Oracle reports earnings after the bell today, and the bar is simultaneously high and treacherous. The market expects roughly 20% revenue growth and an 82% jump in cloud infrastructure sales, but investors are less focused on the top line than on capital expenditure guidance. Oracle is on track to spend over $50 billion on capex this fiscal year, and negative free cash flow has become a real concern. (the chart below is quite remarkable). We’ve talked about this: Too much spending spooks the market; too little raises questions about its ability to compete. So management in a difficult position either way.
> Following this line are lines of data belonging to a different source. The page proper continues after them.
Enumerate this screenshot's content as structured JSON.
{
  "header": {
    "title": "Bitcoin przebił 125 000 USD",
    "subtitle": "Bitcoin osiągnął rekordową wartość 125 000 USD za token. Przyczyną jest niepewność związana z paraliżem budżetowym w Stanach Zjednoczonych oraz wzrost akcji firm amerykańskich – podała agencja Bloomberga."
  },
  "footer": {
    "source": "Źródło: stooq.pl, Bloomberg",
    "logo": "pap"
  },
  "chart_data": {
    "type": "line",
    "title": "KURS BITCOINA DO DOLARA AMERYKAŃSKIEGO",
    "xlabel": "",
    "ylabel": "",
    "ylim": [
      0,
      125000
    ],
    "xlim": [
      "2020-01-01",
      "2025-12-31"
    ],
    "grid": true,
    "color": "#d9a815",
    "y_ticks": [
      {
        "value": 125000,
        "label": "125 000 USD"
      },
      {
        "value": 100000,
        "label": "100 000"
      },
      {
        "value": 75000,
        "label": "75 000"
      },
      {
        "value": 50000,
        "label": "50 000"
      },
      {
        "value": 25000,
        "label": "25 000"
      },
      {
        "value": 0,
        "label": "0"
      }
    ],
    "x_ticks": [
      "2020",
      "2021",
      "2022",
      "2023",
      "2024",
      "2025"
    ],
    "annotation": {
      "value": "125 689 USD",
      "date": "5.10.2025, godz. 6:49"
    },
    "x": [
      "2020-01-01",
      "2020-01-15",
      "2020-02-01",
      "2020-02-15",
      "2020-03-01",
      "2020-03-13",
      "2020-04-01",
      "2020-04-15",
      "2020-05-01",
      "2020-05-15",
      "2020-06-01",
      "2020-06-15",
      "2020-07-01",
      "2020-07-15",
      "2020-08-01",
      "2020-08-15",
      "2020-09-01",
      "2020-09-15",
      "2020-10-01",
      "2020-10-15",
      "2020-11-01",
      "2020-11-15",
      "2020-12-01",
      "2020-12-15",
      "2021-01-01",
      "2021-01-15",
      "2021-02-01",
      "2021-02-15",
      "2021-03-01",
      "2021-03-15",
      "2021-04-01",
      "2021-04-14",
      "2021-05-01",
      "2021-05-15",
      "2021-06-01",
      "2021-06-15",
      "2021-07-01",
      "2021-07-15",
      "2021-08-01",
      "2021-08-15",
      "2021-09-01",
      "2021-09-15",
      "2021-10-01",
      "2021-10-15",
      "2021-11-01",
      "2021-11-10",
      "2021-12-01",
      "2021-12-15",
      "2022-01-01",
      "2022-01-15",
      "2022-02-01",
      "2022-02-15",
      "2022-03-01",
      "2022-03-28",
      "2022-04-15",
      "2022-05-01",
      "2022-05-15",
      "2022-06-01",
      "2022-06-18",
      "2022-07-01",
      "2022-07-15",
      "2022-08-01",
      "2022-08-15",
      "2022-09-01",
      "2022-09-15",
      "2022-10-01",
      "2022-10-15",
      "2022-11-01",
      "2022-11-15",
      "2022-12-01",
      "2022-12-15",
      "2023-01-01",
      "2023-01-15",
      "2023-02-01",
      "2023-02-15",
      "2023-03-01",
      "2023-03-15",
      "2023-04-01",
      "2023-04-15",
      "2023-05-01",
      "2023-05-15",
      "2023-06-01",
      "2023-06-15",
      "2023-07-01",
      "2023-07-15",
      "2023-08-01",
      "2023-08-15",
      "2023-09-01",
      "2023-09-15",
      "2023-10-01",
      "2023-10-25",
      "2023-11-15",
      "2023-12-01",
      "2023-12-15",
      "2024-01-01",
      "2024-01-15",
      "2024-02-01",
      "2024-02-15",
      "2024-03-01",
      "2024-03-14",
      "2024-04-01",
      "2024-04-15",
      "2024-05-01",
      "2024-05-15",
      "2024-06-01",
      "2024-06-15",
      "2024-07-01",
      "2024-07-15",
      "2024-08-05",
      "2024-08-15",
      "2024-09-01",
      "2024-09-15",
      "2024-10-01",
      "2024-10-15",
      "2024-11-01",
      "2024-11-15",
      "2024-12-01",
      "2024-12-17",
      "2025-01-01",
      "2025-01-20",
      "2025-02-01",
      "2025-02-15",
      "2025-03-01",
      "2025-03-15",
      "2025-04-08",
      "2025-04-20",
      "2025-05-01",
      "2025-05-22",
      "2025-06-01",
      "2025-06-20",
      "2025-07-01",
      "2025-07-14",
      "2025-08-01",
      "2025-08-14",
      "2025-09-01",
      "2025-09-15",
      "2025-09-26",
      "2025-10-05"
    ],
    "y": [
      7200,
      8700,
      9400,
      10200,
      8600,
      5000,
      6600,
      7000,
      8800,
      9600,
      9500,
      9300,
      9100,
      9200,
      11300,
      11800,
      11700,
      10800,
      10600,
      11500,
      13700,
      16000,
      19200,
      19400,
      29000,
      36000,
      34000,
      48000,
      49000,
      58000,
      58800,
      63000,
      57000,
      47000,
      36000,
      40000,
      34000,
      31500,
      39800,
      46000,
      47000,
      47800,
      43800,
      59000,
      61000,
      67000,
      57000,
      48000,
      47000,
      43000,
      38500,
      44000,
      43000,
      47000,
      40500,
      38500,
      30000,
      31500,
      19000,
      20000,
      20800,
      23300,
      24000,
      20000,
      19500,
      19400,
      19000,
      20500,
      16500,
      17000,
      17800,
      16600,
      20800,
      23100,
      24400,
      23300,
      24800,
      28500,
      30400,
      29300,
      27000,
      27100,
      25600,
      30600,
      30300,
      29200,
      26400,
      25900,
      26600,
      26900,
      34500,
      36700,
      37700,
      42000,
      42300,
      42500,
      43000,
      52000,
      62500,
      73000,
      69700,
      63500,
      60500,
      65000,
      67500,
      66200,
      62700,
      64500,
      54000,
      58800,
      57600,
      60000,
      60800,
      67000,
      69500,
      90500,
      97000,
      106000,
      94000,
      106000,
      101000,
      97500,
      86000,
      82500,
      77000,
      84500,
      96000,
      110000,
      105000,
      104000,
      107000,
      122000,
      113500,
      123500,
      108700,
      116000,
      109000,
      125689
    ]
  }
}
Finally, here’s a summary of what GS says about CTAs and Options:
CTAs (trend-following algo funds): Heavily long the S&P 500 near the top of their historical range, but momentum signals had turned negative, so they were primed to sell. The market absorbed a $3.7B close-of-day sell order and closed just above a key technical level. Had it closed below, CTA selling would have been much more aggressive. We’re in a fragile zone where small moves could trigger large mechanical selling.
Options/Derivatives: Fear came out of the market fast today. Vol and hedging costs got crushed. Their internal panic index hit nearly a perfect 10 over the weekend. Dealers have now flipped to a position where they’ll amplify any move lower, so a selloff could get disorderly quickly. Tomorrow’s expected daily move is priced at 2.13%.
My Take
Yesterday’s recovery was real but fragile. Breadth was tepid, the VIX is still above 23, and dealers are now positioned to amplify any move lower. One bad headline out of the Strait and the unwind gets disorderly fast.
The SPR conversation is still just that - a conversation. Iran hasn’t agreed to anything, Saudi output is being cut further, and the longer production stays offline, the messier the restart. Oil volatility isn’t going away, and neither is the uncertainty premium baked into every risk asset right now.
The China data adds a new wrinkle worth watching. If deflation is genuinely turning in Beijing, Asian central banks face an imported inflation problem on top of an energy shock, at exactly the wrong moment. The Fed gets all the attention, but it’s the BOJ, the RBI, and regional peers who may be walking into the harder policy corner.